Quella cui assisto è la più bella delle rivelazioni, il dono d’una intimità che dovrebbe accompagnare lo sterile appello dei nomi letto da un registro delle presenze per assegnare a ciascuno non solo un’identità anagrafica ed un volto ma anche un vissuto e un’anima.

Alessandro mostra la foto di sua nonna: è con lei che è cresciuto poiché i suoi genitori non c’erano mai ed ora che “sta attraversando un momento difficile” ne porta con sé l’immagine.

Massimo rigira tra le dita un portachiavi di metallo, glielo aveva regalato suo fratello tanti anni fa, quando ancora sorrideva alla vita e parlava con lui, prima di chiudersi in un silenzio ed un isolamento che ora nessuno più riesce a scardinare.

Ilaria racconta della sua prima e ultima coppa vinta ad una gara di danza moderna: non può più ballare da quando ha scoperto di avere un cuore troppo fragile per poter affrontare qualunque fatica.

Ambra ha al collo una catenella da cui pende un piccolo cilindro, una capsula – spiega lei – che simboleggia il bozzolo in cui la sua insicurezza tende a farla rinchiudere. Suo zio vi ha infilato dentro un bigliettino su cui ha scritto “credi in te stessa”, ed è a quella esortazione che si appella quando sente che quel bozzolo sta diventando troppo stretto.
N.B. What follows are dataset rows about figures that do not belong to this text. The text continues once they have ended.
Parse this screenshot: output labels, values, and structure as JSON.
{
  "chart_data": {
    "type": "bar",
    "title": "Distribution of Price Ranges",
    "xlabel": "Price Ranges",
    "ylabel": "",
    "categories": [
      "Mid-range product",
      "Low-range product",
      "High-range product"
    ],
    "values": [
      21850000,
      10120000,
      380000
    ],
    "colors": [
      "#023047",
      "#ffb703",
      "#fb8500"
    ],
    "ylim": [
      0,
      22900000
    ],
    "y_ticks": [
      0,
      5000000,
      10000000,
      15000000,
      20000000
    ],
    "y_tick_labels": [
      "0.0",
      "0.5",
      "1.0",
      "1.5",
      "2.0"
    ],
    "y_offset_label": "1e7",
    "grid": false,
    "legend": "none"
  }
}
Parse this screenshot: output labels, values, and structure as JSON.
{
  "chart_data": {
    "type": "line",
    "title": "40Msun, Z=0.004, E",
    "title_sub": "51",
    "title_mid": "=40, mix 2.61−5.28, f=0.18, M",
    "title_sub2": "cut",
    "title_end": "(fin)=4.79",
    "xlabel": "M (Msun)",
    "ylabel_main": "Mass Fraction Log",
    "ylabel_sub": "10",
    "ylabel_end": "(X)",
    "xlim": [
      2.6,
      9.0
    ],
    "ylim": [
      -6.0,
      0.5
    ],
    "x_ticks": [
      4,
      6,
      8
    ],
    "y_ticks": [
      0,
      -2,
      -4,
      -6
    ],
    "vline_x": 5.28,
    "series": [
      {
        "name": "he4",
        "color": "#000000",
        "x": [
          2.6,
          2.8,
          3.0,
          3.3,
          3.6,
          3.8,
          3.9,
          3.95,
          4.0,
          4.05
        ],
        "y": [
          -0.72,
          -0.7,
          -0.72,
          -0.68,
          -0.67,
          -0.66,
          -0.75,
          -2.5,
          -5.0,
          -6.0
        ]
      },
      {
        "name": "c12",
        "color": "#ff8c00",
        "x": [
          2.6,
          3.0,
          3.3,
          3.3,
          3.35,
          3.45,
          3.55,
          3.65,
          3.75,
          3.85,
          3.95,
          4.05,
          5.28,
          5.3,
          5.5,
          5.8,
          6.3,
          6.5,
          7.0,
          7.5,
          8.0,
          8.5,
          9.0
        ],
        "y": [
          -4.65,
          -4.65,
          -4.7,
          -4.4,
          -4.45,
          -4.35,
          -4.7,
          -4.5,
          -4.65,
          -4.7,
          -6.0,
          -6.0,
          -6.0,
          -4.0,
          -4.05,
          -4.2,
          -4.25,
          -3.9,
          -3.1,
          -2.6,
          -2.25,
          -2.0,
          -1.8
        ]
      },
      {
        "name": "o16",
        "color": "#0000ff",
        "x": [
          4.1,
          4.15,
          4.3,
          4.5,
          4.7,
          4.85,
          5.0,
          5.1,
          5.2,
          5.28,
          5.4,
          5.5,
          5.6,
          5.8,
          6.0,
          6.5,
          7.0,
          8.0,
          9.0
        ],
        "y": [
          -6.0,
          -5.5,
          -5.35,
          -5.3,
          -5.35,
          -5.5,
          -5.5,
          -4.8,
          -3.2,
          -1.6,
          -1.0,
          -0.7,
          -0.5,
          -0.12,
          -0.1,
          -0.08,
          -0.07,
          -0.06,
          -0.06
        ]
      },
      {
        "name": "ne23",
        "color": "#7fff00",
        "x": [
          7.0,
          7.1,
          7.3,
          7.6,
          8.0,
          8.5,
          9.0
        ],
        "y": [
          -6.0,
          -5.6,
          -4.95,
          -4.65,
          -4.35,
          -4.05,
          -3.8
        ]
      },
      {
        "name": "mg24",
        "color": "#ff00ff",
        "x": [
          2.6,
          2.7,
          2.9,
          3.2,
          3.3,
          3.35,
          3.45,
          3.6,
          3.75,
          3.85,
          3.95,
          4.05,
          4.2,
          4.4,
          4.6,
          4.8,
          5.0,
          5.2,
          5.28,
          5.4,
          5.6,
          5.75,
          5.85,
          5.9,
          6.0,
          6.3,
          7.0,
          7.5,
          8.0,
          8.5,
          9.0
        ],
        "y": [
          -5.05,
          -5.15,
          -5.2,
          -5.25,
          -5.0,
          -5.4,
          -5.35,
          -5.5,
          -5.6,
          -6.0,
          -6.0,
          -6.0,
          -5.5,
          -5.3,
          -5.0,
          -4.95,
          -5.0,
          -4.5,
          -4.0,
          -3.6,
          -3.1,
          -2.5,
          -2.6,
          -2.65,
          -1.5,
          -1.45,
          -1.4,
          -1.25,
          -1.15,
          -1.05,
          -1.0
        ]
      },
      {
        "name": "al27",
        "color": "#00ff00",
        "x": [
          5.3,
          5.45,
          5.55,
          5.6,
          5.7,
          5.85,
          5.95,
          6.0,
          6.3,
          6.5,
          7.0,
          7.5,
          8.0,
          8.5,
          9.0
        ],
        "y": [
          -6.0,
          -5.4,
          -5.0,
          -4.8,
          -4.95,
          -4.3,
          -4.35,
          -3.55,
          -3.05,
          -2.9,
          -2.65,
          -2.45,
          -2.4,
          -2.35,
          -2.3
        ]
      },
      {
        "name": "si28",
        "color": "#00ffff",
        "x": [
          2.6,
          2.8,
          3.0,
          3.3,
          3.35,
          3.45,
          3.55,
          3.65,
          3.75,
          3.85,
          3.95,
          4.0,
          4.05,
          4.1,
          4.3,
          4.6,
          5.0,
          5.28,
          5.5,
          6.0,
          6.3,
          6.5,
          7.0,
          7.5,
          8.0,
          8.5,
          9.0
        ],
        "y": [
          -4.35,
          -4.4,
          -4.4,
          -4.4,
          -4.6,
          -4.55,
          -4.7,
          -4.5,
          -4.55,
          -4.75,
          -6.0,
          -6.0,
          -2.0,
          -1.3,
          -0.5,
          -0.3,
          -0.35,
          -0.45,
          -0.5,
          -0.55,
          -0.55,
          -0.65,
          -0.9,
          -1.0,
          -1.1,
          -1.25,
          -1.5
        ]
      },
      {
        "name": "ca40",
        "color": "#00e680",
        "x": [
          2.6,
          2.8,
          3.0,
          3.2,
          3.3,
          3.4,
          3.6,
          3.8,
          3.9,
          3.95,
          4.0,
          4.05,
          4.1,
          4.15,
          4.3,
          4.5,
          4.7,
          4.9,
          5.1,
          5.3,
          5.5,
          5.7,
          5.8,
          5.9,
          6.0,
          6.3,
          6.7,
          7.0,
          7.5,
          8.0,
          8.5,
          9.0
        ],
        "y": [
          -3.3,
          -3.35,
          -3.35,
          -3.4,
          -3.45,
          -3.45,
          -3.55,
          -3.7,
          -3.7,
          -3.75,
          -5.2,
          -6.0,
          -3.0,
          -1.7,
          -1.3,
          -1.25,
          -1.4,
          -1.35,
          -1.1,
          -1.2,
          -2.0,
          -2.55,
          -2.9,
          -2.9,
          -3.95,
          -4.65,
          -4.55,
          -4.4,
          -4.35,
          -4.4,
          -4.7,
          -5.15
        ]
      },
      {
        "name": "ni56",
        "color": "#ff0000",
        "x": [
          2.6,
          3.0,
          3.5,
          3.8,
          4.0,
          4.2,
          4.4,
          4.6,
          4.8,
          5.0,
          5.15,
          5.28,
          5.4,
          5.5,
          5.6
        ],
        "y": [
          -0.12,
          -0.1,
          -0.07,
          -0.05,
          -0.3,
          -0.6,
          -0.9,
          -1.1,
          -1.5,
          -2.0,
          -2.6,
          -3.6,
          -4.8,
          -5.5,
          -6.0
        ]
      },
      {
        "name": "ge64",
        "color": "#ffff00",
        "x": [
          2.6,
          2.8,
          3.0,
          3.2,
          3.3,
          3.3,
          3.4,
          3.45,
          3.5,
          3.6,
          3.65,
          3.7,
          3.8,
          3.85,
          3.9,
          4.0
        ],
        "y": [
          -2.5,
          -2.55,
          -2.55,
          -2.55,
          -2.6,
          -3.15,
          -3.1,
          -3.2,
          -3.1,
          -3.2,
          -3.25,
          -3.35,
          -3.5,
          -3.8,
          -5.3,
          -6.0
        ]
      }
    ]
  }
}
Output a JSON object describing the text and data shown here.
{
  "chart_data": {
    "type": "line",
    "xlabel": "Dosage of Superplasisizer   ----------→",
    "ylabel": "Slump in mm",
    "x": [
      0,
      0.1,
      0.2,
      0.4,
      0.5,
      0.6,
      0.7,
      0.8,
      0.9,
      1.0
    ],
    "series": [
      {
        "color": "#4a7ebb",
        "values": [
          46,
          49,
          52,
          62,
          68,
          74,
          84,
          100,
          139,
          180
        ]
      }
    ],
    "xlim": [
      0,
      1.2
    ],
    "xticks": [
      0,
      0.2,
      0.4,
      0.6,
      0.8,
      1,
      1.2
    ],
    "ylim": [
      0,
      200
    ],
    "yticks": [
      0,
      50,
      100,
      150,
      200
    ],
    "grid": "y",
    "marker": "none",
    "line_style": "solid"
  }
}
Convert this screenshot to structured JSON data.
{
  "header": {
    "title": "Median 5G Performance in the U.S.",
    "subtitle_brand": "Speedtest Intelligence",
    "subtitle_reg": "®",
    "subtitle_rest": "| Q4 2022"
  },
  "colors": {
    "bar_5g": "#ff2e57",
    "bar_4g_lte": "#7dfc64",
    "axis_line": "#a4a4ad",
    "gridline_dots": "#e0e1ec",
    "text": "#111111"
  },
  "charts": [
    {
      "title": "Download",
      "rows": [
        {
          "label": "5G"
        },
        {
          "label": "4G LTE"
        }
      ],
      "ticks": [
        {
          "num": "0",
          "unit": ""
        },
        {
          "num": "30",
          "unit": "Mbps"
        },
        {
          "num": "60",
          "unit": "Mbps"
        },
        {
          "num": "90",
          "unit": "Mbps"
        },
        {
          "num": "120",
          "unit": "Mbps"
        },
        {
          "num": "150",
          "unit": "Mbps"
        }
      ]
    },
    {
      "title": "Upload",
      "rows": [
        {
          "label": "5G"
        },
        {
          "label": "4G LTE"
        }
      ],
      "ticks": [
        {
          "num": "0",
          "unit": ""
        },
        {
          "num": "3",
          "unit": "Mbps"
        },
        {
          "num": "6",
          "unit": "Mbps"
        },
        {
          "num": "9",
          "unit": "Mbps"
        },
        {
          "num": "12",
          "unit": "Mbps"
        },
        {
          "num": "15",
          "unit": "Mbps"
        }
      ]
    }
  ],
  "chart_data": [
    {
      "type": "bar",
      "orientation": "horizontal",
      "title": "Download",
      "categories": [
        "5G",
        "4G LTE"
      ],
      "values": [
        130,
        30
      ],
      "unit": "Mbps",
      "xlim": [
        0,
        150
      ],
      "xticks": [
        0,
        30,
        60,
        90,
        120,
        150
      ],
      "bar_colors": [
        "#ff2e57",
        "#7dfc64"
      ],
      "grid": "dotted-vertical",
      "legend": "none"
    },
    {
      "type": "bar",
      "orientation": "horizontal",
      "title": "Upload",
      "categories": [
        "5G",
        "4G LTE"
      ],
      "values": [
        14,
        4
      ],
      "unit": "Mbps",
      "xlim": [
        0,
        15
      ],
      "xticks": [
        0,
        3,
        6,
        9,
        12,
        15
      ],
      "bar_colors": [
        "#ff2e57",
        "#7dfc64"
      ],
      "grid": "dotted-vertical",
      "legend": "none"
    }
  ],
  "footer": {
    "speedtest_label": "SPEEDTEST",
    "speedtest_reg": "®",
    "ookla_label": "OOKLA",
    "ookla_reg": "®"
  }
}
Un pacco di lettere custodite all’interno di un’unica busta più grande è “la formula del coraggio” che ha dato forza a Nicole in un periodo buio della sua giovane vita; contiene i messaggi e le esortazioni che persone mai dimenticate le hanno scritto, offrendogliele come la zattera cui aggrapparsi per vincere la tempesta.

Bo si esprime a stento in italiano, ma ciò che vuole dire è chiarissimo quando mostra la foto della bandiera del suo Paese, un simbolo di identità ed appartenenza, la radice che i ‘perché’ e gli ‘altrove’ pretesi dalla sua vita non estirperanno mai.

E poi c’è Giulia, che porta legata al collo una medaglietta con scritto “Alessandra” e tatuata sul polso la parola “mamma”, seguita da un cuore che ha un lembo scucito. Mostra una piccola vera d’oro, la fede nuziale di quella mamma volata via troppo presto ed il cui nome – Alessandra, appunto – è inciso al suo interno insieme a quello di Fabio, suo papà. “Non avevo un buon rapporto con mio padre” – dice Giulia, che ferma con un altro anello quella vera troppo larga per le sue dita – “ma quando mamma se n’è andata è diventato necessario stringerci l’uno all’altro per trovare la forza di vincere il dolore. Questa fede, con i due nomi che contiene, rappresenta quindi l’anello che mi ricongiunge ad entrambi, che tiene viva la memoria dell’una e mi consola con la presenza dell’altro”.

Oggi non è solo il primo giorno di scuola.

Oggi è il giorno del ritorno: alla bellezza delle parole e delle emozioni, alla ricchezza dell’essere insieme e vicini, alla libertà di non dover nascondere i groppi di dolore ed i bagliori di luce che ciascuno, insospettatamente, custodisce e a quel bisogno degli altri che la solitudine e l’isolamento hanno rivelato in tutta la sua essenziale necessità.